GBP/EUR 1.2005 (0.8331)
There has been little in the way of major news flow or data over the first 48 trading hours of the week and the risk positive tone towards the end of last week has prevailed. The buoyant risk comes from hopes the Fed will taper at a slower pace than expected based on the last two months jobs reports, thus the excess liquidity and capital will remain for that little bit longer. We are also seeing a natural bounce following heavy selling for almost two weeks and considerable EM pressures.
The USD has been facing light selling pressure since Friday, again based on Friday’s weak jobs report and also in hopes that Janet Yellen’s first testimony to Congress will reveal a dovish streak. Yellen takes her first meeting as chair of the Fed and any mention of slowing the current pace of tapering is likely to see renewed heavy selling of the greenback. The dollar has failed to generate any serious interest since the Fed surprised us with a December taper, perhaps the gradual pace of the QE wind down or lack of faith in the recovery has caused this but any sign of weakness from the FED is likely to be very negative for USD.
The general consensus is that Yellen is unlikely to veer from the Fed’s current rhetoric as markets have now got used to an apparent $10bln taper per month, but she is almost certainly going to have to answer questions on forward guidance. There has been a lot of speculation in markets about Fed policy going forward and Yellen may use this opportunity to clarify some points and update forward guidance. Last June Bernanke introduced some time frames on unemployment targets for ending QE (7% by mid 2014) and to begin rate hike discussions (6.5% by mid 2015). The current unemployment rate is currently 6.6% so some clarification is certainly required.

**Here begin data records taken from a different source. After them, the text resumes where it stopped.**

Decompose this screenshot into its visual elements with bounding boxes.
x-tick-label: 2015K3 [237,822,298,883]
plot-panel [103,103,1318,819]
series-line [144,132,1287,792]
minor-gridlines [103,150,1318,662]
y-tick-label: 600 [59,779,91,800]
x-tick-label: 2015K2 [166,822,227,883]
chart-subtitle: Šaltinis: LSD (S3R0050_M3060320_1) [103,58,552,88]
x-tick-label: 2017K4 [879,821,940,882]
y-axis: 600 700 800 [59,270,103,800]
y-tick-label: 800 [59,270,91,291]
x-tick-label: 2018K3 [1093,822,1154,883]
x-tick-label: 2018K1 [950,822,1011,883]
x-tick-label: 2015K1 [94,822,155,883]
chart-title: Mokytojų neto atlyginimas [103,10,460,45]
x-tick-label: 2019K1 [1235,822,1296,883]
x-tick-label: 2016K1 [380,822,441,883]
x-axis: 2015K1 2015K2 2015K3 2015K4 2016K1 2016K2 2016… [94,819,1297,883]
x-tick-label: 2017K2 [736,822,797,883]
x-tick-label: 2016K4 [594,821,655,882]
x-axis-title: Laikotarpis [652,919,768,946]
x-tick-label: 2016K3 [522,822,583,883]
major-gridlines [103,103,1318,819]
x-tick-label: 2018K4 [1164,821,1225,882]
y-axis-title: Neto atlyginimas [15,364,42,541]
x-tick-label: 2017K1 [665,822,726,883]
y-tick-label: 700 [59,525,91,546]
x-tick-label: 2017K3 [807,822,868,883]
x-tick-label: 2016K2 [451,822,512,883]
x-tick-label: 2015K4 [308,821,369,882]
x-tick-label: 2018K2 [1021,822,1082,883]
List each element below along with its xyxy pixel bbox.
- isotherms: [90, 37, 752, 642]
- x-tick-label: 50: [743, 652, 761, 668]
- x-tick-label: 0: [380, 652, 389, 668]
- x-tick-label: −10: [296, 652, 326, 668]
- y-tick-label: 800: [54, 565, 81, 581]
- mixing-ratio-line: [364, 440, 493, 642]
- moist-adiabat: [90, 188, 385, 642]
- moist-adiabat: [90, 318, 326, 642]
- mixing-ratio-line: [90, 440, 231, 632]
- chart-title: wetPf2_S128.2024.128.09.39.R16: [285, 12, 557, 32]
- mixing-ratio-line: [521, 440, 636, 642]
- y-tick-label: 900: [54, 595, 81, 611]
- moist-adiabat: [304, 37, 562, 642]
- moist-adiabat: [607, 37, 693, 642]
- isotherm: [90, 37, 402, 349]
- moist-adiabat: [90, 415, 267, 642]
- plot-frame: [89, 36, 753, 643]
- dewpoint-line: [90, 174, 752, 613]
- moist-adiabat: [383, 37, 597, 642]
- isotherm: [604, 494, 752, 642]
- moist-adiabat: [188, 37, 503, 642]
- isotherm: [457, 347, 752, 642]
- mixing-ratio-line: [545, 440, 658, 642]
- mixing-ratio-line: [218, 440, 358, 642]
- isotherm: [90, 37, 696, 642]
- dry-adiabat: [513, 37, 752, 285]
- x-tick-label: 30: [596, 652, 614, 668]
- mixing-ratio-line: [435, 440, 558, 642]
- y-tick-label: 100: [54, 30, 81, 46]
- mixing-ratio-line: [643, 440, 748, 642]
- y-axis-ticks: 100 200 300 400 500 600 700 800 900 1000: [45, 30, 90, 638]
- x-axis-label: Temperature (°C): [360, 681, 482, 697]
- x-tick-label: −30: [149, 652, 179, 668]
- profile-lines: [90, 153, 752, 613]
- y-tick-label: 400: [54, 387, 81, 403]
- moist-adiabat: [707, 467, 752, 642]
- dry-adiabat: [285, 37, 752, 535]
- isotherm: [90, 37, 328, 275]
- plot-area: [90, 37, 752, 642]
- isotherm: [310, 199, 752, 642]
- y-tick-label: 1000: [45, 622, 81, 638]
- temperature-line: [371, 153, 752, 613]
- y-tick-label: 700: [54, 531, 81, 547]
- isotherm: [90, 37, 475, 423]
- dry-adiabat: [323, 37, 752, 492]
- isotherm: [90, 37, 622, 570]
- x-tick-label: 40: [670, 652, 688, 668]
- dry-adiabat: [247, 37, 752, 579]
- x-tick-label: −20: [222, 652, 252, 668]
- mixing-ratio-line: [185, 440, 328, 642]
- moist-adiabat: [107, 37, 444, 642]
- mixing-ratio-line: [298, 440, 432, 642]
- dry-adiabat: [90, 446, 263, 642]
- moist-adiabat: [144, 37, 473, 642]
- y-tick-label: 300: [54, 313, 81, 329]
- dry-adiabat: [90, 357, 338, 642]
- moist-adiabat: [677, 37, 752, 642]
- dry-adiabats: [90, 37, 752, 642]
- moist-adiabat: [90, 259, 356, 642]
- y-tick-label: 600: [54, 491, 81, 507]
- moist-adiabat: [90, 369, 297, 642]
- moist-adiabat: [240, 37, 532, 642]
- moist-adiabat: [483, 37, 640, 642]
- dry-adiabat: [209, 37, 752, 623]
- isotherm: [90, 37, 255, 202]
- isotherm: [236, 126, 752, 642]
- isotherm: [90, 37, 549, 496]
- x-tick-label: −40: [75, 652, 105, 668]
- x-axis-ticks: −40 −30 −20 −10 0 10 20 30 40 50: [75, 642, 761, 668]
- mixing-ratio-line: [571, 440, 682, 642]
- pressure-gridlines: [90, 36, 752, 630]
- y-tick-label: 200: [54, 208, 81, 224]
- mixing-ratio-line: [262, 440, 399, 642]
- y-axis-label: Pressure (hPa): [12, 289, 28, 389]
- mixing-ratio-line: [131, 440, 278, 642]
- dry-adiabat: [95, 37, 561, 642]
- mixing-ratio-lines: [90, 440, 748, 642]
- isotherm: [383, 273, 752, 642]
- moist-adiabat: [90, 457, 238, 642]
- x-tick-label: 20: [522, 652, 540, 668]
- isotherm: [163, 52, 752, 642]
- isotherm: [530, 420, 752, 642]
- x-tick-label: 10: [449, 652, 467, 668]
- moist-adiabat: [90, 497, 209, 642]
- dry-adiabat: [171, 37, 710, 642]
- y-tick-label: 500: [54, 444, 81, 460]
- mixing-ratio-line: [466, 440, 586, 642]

GBP is facing obvious tensions, despite the recent USD sell off GBPUSD has remained in a tight range and EURGBP has been drifting towards 2014 highs. Technically this leaves the pound susceptible to a break out and in the face of tomorrow’s major fundamental data the timing could not be better. The BOE quarterly inflation report is due for release tomorrow and is probably the biggest bit of event risk the pound has faced in recent months. There is a dislocation as to what the BOE have guided and when the market believes rates will start to rise, we are hoping for clarification on this tomorrow and until we get this, tension is likely to remain in GBP pairs.
Despite obvious fragilities in the Eurozone the single currency is looking for its fifth consecutive daily rally against USD, one of the longest EURUSD bull runs in two months. There is obviously USD weakness at play here as well so it’s not all EUR glory but the single currency has shown gains against GBP and JPY since last week’s ECB meeting. Another concern to add to the regional risk was comments from the head of the Single Supervisory mechanism (SSM) for banks was that bank failures were a necessary part of ongoing stress tests should they want to maintain credibility.